Locomotor activity following a 1 mg/kg MA challenge produced a biphasic response in the MA-treated neurotoxic group. MA-treated animals were initially more hyperactive than SAL-treated animals after challenge, but later they became hypoactive. We previously observed this biphasic response in rats [30
], however in mice the duration of the hyperactive phase was longer and the hypoactive phase less pronounced. It is unclear why such a biphasic response occurs. Aside from the reductions in neostriatal DA, it is possible that alterations in DA receptors are involved, but further testing will be needed to test this possibility.
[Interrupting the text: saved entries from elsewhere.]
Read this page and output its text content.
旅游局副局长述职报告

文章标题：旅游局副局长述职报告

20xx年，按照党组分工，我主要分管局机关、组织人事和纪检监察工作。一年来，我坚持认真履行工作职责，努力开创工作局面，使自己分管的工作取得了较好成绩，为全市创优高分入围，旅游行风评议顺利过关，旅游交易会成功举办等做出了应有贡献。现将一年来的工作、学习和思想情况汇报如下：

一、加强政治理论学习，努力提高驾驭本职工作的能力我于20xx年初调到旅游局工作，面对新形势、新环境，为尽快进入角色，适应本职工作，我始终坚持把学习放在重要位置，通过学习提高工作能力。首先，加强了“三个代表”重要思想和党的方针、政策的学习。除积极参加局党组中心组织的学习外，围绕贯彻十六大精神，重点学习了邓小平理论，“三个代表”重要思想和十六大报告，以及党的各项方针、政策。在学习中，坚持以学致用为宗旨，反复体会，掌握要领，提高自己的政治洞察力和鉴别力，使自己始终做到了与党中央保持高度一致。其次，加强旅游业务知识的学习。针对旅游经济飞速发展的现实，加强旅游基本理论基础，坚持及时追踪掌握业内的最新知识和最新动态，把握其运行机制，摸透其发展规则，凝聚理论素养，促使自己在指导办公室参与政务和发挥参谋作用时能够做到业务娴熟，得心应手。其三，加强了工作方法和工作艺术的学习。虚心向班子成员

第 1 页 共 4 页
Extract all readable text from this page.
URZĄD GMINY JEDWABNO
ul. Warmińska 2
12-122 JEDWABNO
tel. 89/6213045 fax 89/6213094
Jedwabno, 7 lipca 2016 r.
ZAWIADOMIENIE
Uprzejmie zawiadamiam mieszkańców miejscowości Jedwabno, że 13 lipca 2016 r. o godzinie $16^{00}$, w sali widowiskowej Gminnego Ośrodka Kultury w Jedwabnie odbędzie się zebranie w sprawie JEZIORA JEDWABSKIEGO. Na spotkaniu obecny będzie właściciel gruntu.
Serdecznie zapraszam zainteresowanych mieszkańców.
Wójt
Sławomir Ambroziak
Other neurotoxins such as 1-methyl-4-phenyl-1,2,3,6-tetrahydropyridine (MPTP) and 6-hydroxydopamine (6-OHDA) have also shown inconsistencies in behavioral effects between rats and mice despite robust depletions of DA. One group demonstrated that MPTP produced increased akinesia and catalepsy [47
], whereas others have not [76
]. Similar observations have been made for spontaneous locomotion in the open field in MPTP models (see [65
] for review). Reduced [60
] and no differences [64
] have been observed in mice on the rotorod test following MPTP. In 6-OHDA-treated mice, deficits in rotorod performance are partially restored by postnatal (P) day 28 [4
]. Consistent MPTP-induced deficits in rotorod performance can only be achieved by chronic MPTP combined with co-administration of an adjuvant such as probenecid [58
]. In the MPTP/probenecid model, motor deficits persist [58
] while in other MPTP models they are transient [26
] if seen at all [58
]. Additionally, MPTP/probenecid mice have altered gait, MWM cued learning, motor deficits, and some of these (gait, balance, and movement deficits) are reversed by exercise [59
]. Inconsistencies have also been reported in the spatial version of MWM following MPTP [18
]. Therefore, it may not be surprising that we find differing effects of MA-induced DA depletions compared to what are seen in rats.
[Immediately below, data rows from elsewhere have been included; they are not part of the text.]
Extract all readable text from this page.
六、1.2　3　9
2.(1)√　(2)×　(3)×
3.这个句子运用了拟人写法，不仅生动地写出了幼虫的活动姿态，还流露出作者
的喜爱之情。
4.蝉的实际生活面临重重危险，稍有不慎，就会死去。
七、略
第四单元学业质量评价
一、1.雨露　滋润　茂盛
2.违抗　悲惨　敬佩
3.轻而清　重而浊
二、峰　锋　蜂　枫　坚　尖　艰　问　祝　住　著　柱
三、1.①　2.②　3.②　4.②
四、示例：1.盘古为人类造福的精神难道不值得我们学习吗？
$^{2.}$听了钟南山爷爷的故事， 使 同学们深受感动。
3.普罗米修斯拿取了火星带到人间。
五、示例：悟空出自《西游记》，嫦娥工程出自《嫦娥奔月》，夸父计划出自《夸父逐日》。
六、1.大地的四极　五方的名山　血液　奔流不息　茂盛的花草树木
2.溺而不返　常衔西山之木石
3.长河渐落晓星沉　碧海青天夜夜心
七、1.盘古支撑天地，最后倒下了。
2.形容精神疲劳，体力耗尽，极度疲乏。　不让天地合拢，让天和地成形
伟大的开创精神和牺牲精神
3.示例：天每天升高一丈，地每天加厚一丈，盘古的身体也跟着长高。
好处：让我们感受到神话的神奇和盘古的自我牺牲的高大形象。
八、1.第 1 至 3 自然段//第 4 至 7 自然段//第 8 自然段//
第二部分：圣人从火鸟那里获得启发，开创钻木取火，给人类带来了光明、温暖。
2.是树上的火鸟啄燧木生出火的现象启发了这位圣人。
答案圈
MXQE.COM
C57BL/6 mice are widely used in genetic studies and the present data demonstrate some similarities in response to a neurotoxic dose regimen of MA between rats and mice, but also differences. The C57BL/6 mouse does not appear to be an appropriate species for examining egocentric learning despite similar neostriatal DA and DOPAC reductions, increased basal corticosterone levels, and increased GFAP as in the rat, and this is congruent with differences between mice and rats in response to other dopaminergic depleting treatments (e.g. MPTP and 6-OHDA).